Small choux pastry puffs filled with whipped cream or crème pâtissière and topped with warm chocolate sauce — a classic French dessert found on the menus of bistros and brasseries worldwide; the choux pastry puffs are hollow, light, and airy, and the combination with cold cream and warm chocolate sauce is one of the great textural contrasts in French patisserie.
Choux pastry
Profiteroles are made from choux pastry — a cooked dough that forms air pockets as it bakes, creating hollow shells.
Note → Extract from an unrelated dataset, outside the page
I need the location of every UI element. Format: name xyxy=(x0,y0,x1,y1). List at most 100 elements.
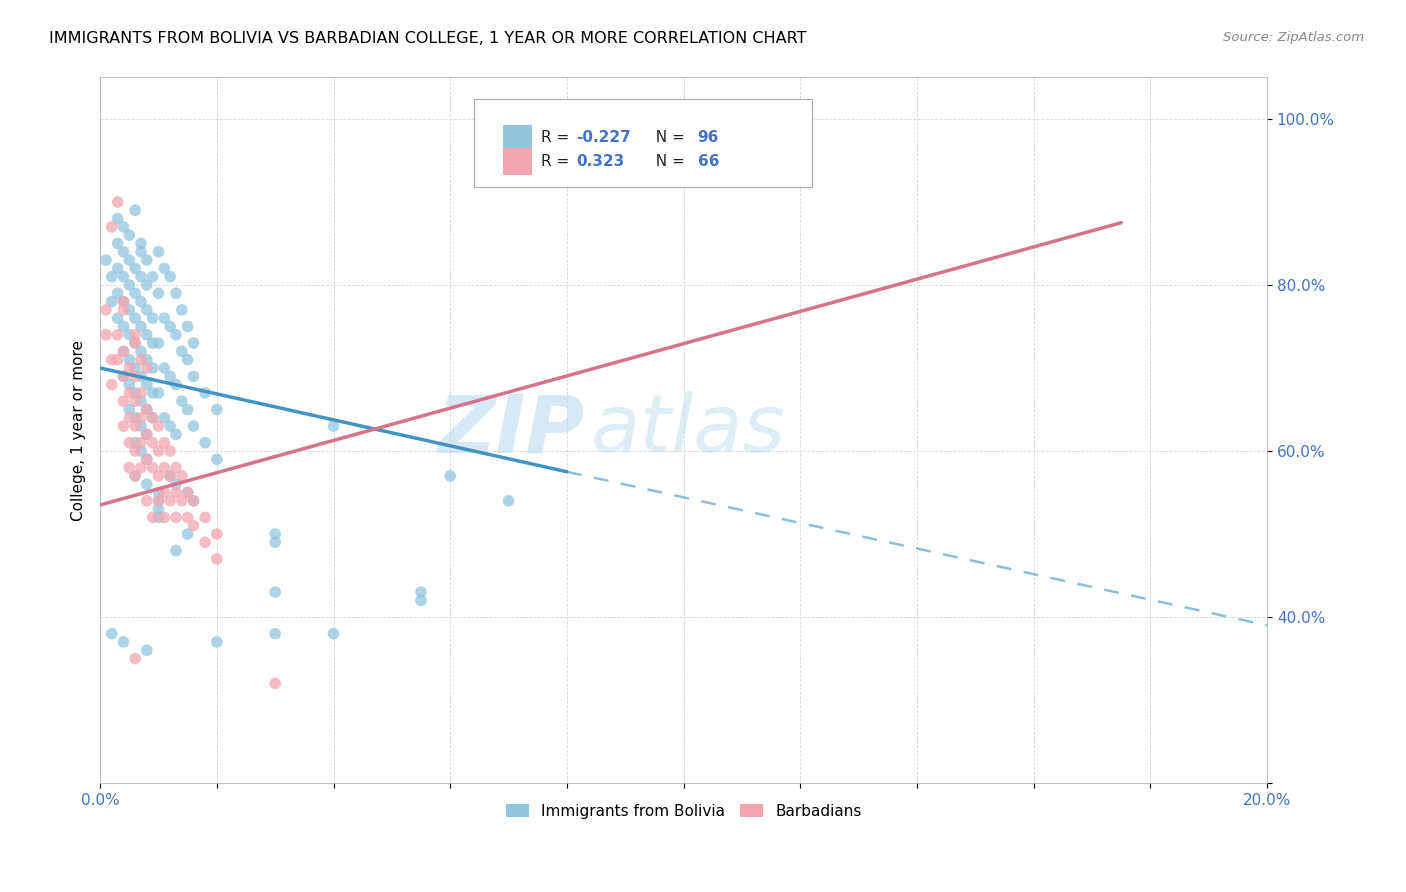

The dough is made on the hob by bringing water and butter to the boil, adding flour and beating vigorously until the paste leaves the sides of the pan, then adding eggs one by one until a smooth, glossy dough forms. Piped into small mounds and baked at high heat, the pastry puffs and becomes hollow as the steam inside expands. The shells are then pierced to release steam and dried in the oven.
Filling
The classic filling is whipped double cream — unsweetened or lightly sweetened. Crème pâtissière (custard cream) is an alternative, giving a richer result. Ice cream is a popular modern variation: profiteroles filled with vanilla ice cream and served with warm chocolate sauce are a standard bistro dessert. The cream should be applied just before service; filled profiteroles soften quickly as moisture migrates from cream to pastry.
The chocolate sauce
The chocolate sauce must be warm when poured over cold profiteroles — the contrast of warm sauce melting slightly into cold cream is fundamental to the experience. A good sauce uses quality dark chocolate melted with cream and a little butter to give gloss. It should flow freely but be thick enough to coat the puffs.
The croquembouche
The profiterole’s grander form is the croquembouche — a towering cone of profiteroles bound together with spun caramel, decorated with almonds and crystallised violets. The croquembouche is the traditional French wedding cake, assembled for celebration and demolished dramatically at table.